Дед согласился. Мать обозвала нас благодетелями, ушла домой. Глядя ей вслед, бабушка сказала:

— Сноха ничего, работящая, а понятия у ней мало, дальше носу не видит. Не артельный человек. Эх-ма!

— Без нее обойдемся, — сухо ответил дед.

Мы выбрали ель в обхват толщиною, нарезали восемь здоровенных кряжей. Я сделал топором особые метки на этих кряжах, и на душе стало светло. Радовала мысль, что учитель, может быть, вспомнит обо мне, когда сухие дрова запылают в его камельке в студеный зимний вечер. Обязательно вспомнит!

Лед присел покурить, бабушка долго молчала, о чем-то задумавшись.
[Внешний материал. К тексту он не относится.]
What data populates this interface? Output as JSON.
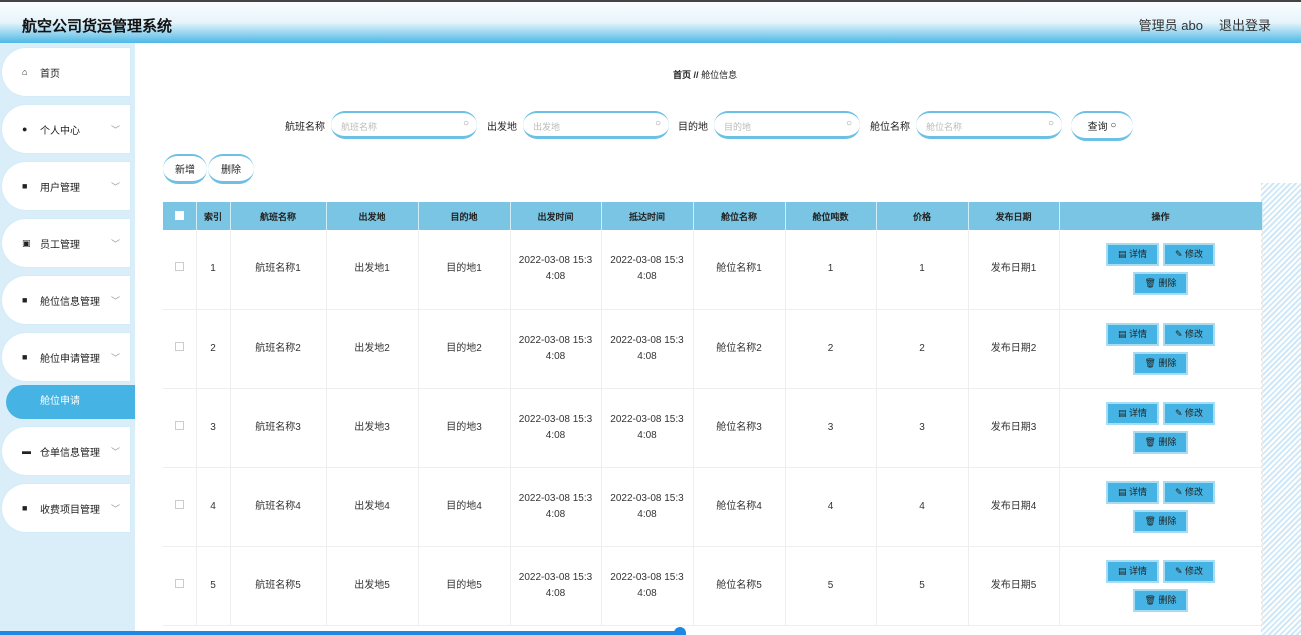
{
  "header": {
    "title": "航空公司货运管理系统",
    "user": "管理员 abo",
    "logout": "退出登录"
  },
  "sidebar": {
    "items": [
      {
        "label": "首页",
        "icon": "home-icon",
        "sym": "⌂"
      },
      {
        "label": "个人中心",
        "icon": "user-icon",
        "sym": "●"
      },
      {
        "label": "用户管理",
        "icon": "grid-icon",
        "sym": "■"
      },
      {
        "label": "员工管理",
        "icon": "clipboard-icon",
        "sym": "▣"
      },
      {
        "label": "舱位信息管理",
        "icon": "grid-icon",
        "sym": "■"
      },
      {
        "label": "舱位申请管理",
        "icon": "grid-icon",
        "sym": "■"
      },
      {
        "label": "仓单信息管理",
        "icon": "briefcase-icon",
        "sym": "▬"
      },
      {
        "label": "收费项目管理",
        "icon": "grid-icon",
        "sym": "■"
      }
    ],
    "active_sub": "舱位申请"
  },
  "breadcrumb": {
    "home": "首页",
    "sep": "//",
    "current": "舱位信息"
  },
  "search": {
    "fields": [
      {
        "label": "航班名称",
        "placeholder": "航班名称"
      },
      {
        "label": "出发地",
        "placeholder": "出发地"
      },
      {
        "label": "目的地",
        "placeholder": "目的地"
      },
      {
        "label": "舱位名称",
        "placeholder": "舱位名称"
      }
    ],
    "button": "查询"
  },
  "toolbar": {
    "add": "新增",
    "delete": "删除"
  },
  "table": {
    "headers": [
      "索引",
      "航班名称",
      "出发地",
      "目的地",
      "出发时间",
      "抵达时间",
      "舱位名称",
      "舱位吨数",
      "价格",
      "发布日期",
      "操作"
    ],
    "actions": {
      "detail": "详情",
      "edit": "修改",
      "delete": "删除"
    },
    "rows": [
      [
        "1",
        "航班名称1",
        "出发地1",
        "目的地1",
        "2022-03-08 15:34:08",
        "2022-03-08 15:34:08",
        "舱位名称1",
        "1",
        "1",
        "发布日期1"
      ],
      [
        "2",
        "航班名称2",
        "出发地2",
        "目的地2",
        "2022-03-08 15:34:08",
        "2022-03-08 15:34:08",
        "舱位名称2",
        "2",
        "2",
        "发布日期2"
      ],
      [
        "3",
        "航班名称3",
        "出发地3",
        "目的地3",
        "2022-03-08 15:34:08",
        "2022-03-08 15:34:08",
        "舱位名称3",
        "3",
        "3",
        "发布日期3"
      ],
      [
        "4",
        "航班名称4",
        "出发地4",
        "目的地4",
        "2022-03-08 15:34:08",
        "2022-03-08 15:34:08",
        "舱位名称4",
        "4",
        "4",
        "发布日期4"
      ],
      [
        "5",
        "航班名称5",
        "出发地5",
        "目的地5",
        "2022-03-08 15:34:08",
        "2022-03-08 15:34:08",
        "舱位名称5",
        "5",
        "5",
        "发布日期5"
      ]
    ]
  }
}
— А что, Демьяныч, не заготовить ли нам домовины? — сказала она тихо и просто, словно речь шла о каких-то пустяках.

Я вздрогнул. У кочетовских стариков и старух была привычка заранее готовить себе домовину — гроб. Мне никогда и в голову не приходило, что дед и бабушка могут умереть и что день этот, возможно, не так уж далек.

— Есть о чем думать, — небрежно сказал дед. — У нас три сына, внуки растут. Неужто похоронить не смогут? И не знаю, как ты, а я до ста годов проживу. Пока смерть меня найдет, домовину черви источат.
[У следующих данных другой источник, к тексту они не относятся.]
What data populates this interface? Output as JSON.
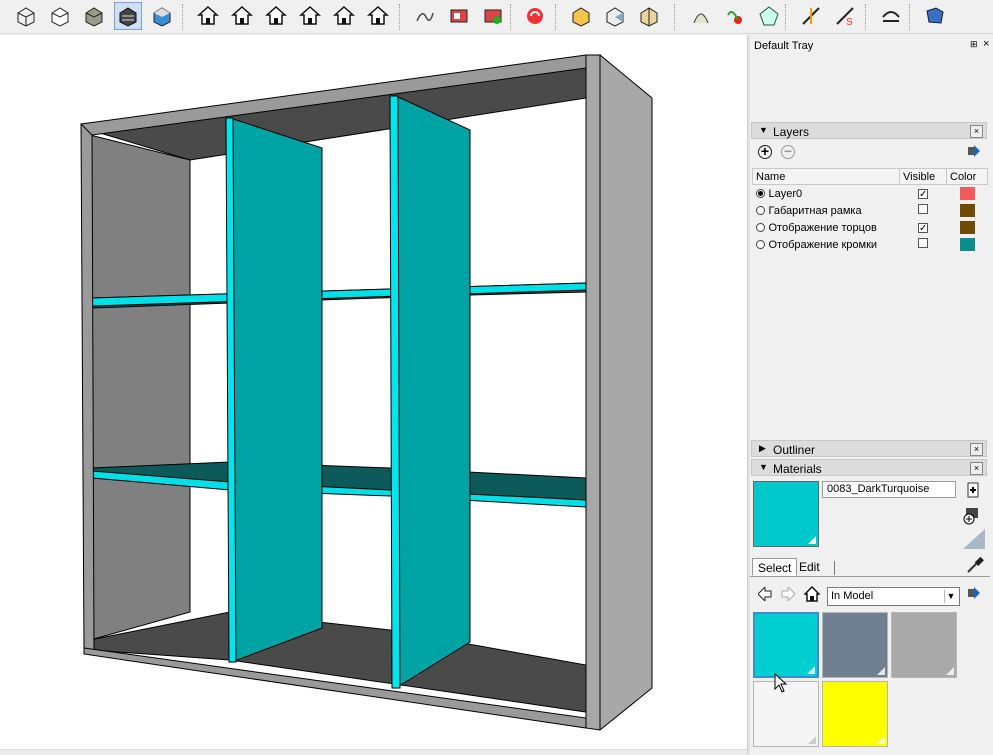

— Как хочешь, — кротко ответила бабушка. — Все под богом ходим, и я за себя не ручаюсь. Мирское твори, а к смерти греби. Ты уважь, сделай милость.

Дед спорить больше не стал. Мы пошли искать для бабушки дерево. В лесу было много старых лип. Дед обстукивал их топором, долго выбирал и наконец остановился против толстой, совершенно сухой липы с гладким, прямым, как свеча, стволом.

Мы подрезали дерево пилою, и оно с гулким стуком рухнуло на поляну. Нутро у дерева было совершенно пустое, стенки же дупла — тонки, но прочны. Дед снял мерку с бабушки, по мерке отпилили кряж. Затем топором и деревянными клиньями раскололи дупло на две части; одна часть была лишняя, незачем тащить ее в деревню.

Домовина понравилась бабушке.

— Спасибо, Демьяныч, уважил, — сказала она. — Хорошо будет лежать в этой липке, тепло и сухо.

— Зря надумала, — сказал дед. — Еще в самом деле накаркаешь! На тот свет нечего спешить.

— Ничего не зря, Демьяныч, все так делают. От конца не спрячешься. Да и то молвить: кабы люди не мерли, земле бы не снести.

Она ласково взглянула на деда, улыбка скрасила ее сухое, утомленное лицо.

— А хорошо я прожила с тобой, Демьяныч. У других баб косточки целой нет: мужьями биты-колочены, мордованы да увечены. У нас были лады и нелады — у кого их нет? Сколь я претерпела от твоей слабости к водке — один бог знает… Но ты берег меня, ни разу не побил, черным словом не обругал, и за то земной поклон тебе, супруг мой желанный!

Она низко поклонилась деду. Он смутился и заморгал.

— Да полно, старуха! Что ты? Вот накатило… Матвея насмешим.

— Ничего смешного нет, — сказала бабушка. — Пусть малый смотрит, слушает мои слова. Ему тоже доведется с женою жить. Я хочу, чтоб он с тебя пример взял.

На руках вынесли бабушкину домовину к дороге и поставили под большой сосной. Дед сказал, что завтра съездит за нею на телеге.

После слов, сказанных бабушкой в лесу, невозможно было разговаривать о мелких житейских делах, и мы до самой деревни шли молча. Дед время от времени как-то значительно кряхтел, будто нес на плечах тяжелую ношу.